The Ninja missile is officially the Hellfire R9X and it doesn't contain explosives, but has sharp blades. It is designed to slice and shred its targets. 6 razor-sharp blades are fitted inside the missile's fuselage. They pop out seconds before the missile makes impact, shredding anything in their path. The R9X is informally called 'Ninja Bomb' and 'Flying Ginsu' - a reference to knives sold in the US in the 1970s and 1980s.

So, does the R9X violate international law?
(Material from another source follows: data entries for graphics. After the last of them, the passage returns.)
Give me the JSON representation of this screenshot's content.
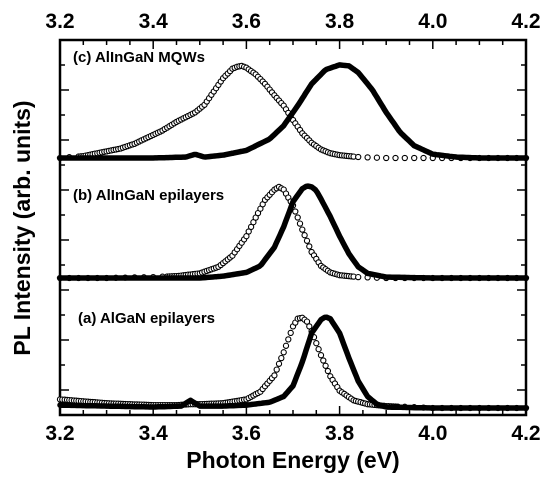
{
  "chart_data": {
    "type": "line",
    "xlabel": "Photon Energy (eV)",
    "ylabel": "PL Intensity (arb. units)",
    "xlim": [
      3.2,
      4.2
    ],
    "x_ticks": [
      "3.2",
      "3.4",
      "3.6",
      "3.8",
      "4.0",
      "4.2"
    ],
    "top_axis_ticks": [
      "3.2",
      "3.4",
      "3.6",
      "3.8",
      "4.0",
      "4.2"
    ],
    "y_tick_labels": false,
    "grid": false,
    "legend": "none",
    "panels": [
      {
        "label": "(c) AlInGaN MQWs",
        "series": [
          {
            "style": "open-circles",
            "x": [
              3.2,
              3.25,
              3.3,
              3.33,
              3.36,
              3.39,
              3.42,
              3.45,
              3.47,
              3.49,
              3.51,
              3.53,
              3.55,
              3.57,
              3.58,
              3.59,
              3.6,
              3.62,
              3.64,
              3.66,
              3.68,
              3.7,
              3.72,
              3.74,
              3.76,
              3.78,
              3.8,
              3.84,
              3.9,
              4.0,
              4.1,
              4.2
            ],
            "y": [
              0.0,
              0.02,
              0.07,
              0.1,
              0.15,
              0.22,
              0.29,
              0.38,
              0.43,
              0.48,
              0.56,
              0.7,
              0.84,
              0.94,
              0.96,
              0.97,
              0.95,
              0.88,
              0.78,
              0.66,
              0.55,
              0.4,
              0.26,
              0.16,
              0.09,
              0.05,
              0.03,
              0.01,
              0.0,
              0.0,
              0.0,
              0.0
            ]
          },
          {
            "style": "filled-line",
            "x": [
              3.2,
              3.4,
              3.47,
              3.49,
              3.51,
              3.55,
              3.6,
              3.65,
              3.68,
              3.71,
              3.74,
              3.77,
              3.8,
              3.82,
              3.84,
              3.87,
              3.9,
              3.93,
              3.96,
              4.0,
              4.05,
              4.1,
              4.2
            ],
            "y": [
              0.0,
              0.0,
              0.01,
              0.04,
              0.01,
              0.03,
              0.08,
              0.2,
              0.34,
              0.55,
              0.78,
              0.93,
              0.98,
              0.97,
              0.9,
              0.72,
              0.48,
              0.27,
              0.13,
              0.04,
              0.01,
              0.0,
              0.0
            ]
          }
        ]
      },
      {
        "label": "(b) AlInGaN epilayers",
        "series": [
          {
            "style": "open-circles",
            "x": [
              3.2,
              3.3,
              3.4,
              3.45,
              3.5,
              3.54,
              3.57,
              3.6,
              3.62,
              3.64,
              3.66,
              3.67,
              3.68,
              3.7,
              3.72,
              3.74,
              3.76,
              3.78,
              3.8,
              3.84,
              3.9,
              4.0,
              4.1,
              4.2
            ],
            "y": [
              0.0,
              0.0,
              0.01,
              0.02,
              0.05,
              0.12,
              0.24,
              0.45,
              0.65,
              0.84,
              0.95,
              0.98,
              0.95,
              0.78,
              0.52,
              0.28,
              0.13,
              0.06,
              0.03,
              0.01,
              0.0,
              0.0,
              0.0,
              0.0
            ]
          },
          {
            "style": "filled-line",
            "x": [
              3.2,
              3.4,
              3.5,
              3.55,
              3.6,
              3.63,
              3.66,
              3.68,
              3.7,
              3.72,
              3.73,
              3.74,
              3.75,
              3.76,
              3.78,
              3.8,
              3.82,
              3.84,
              3.86,
              3.9,
              4.0,
              4.2
            ],
            "y": [
              0.0,
              0.0,
              0.0,
              0.02,
              0.06,
              0.13,
              0.33,
              0.55,
              0.82,
              0.96,
              0.99,
              0.98,
              0.94,
              0.85,
              0.66,
              0.45,
              0.26,
              0.12,
              0.05,
              0.01,
              0.0,
              0.0
            ]
          }
        ]
      },
      {
        "label": "(a) AlGaN epilayers",
        "series": [
          {
            "style": "open-circles",
            "x": [
              3.2,
              3.25,
              3.3,
              3.35,
              3.4,
              3.45,
              3.48,
              3.5,
              3.55,
              3.6,
              3.63,
              3.66,
              3.68,
              3.7,
              3.71,
              3.72,
              3.73,
              3.74,
              3.76,
              3.78,
              3.8,
              3.83,
              3.86,
              3.9,
              4.0,
              4.1,
              4.2
            ],
            "y": [
              0.09,
              0.07,
              0.05,
              0.04,
              0.03,
              0.03,
              0.04,
              0.04,
              0.05,
              0.09,
              0.17,
              0.34,
              0.58,
              0.85,
              0.93,
              0.94,
              0.9,
              0.8,
              0.55,
              0.33,
              0.18,
              0.08,
              0.04,
              0.02,
              0.0,
              0.0,
              0.0
            ]
          },
          {
            "style": "filled-line",
            "x": [
              3.2,
              3.3,
              3.4,
              3.46,
              3.48,
              3.5,
              3.55,
              3.6,
              3.65,
              3.68,
              3.7,
              3.72,
              3.74,
              3.76,
              3.77,
              3.78,
              3.8,
              3.82,
              3.84,
              3.86,
              3.88,
              3.9,
              4.0,
              4.1,
              4.2
            ],
            "y": [
              0.03,
              0.02,
              0.01,
              0.02,
              0.08,
              0.02,
              0.02,
              0.03,
              0.06,
              0.12,
              0.23,
              0.48,
              0.78,
              0.92,
              0.95,
              0.93,
              0.78,
              0.52,
              0.28,
              0.12,
              0.04,
              0.01,
              0.0,
              0.0,
              0.0
            ]
          }
        ]
      }
    ]
  }
}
International treaties ban weapons that injure their targets using fragments which cannot be detected in the body through X-rays. It is unclear if the R9X's blades detach, break, and get embedded in the target's body, and whether they can evade X-rays. Another type of illegal weapons are projectiles which explode upon impact, but the Ninja missile does not contain explosives. A sinister weapon prohibited under international law is cluster munitions.

These disperse small bomblets over a wide area, but the R9X doesn't fall in this category as it does not have submunitions. Bullets which flatten or expand easily in targets' bodies are also banned, but the R9X has no known projectiles. Another banned category is incendiary weapons used to set fire to non-military objects or cause injury to civilians. But America's Hellfire R9X missile does not involve any fire-causing chemical reaction.

America has never publicly revealed details about the Ninja missile, despite apparently having used it on multiple occasions. What's known about the R9X has come out through source-based news stories. The missile is used sparingly, and against top enemies of the United States.

These include Ayman al-Zawahiri, the chief of al-Qaeda who was killed in July 2022 in Afghanistan's Kabul. Before him, it was Qassem Soleimani, an Iranian military general killed in Iraq's Baghdad in January 2020. A year earlier, al-Qaeda operative Jamal al-Badawi was killed in Yemen's Sanaa. In March 2017, the Ninja missile was used the first time against al-Qaeda commander Abu al-Khayr al-Masri in Syria's Idlib.

The Hellfire R9X does not appear to be illegal. But in case a country uses banned weapons, then the International Criminal Court at The Hague can hold a trial. Alleged violations can also be tried in national courts.

Although international treaties cover many conventional weapons, the world now needs to get together and regulate a new class of dangerous weapons - autonomous arms with artificial intelligence.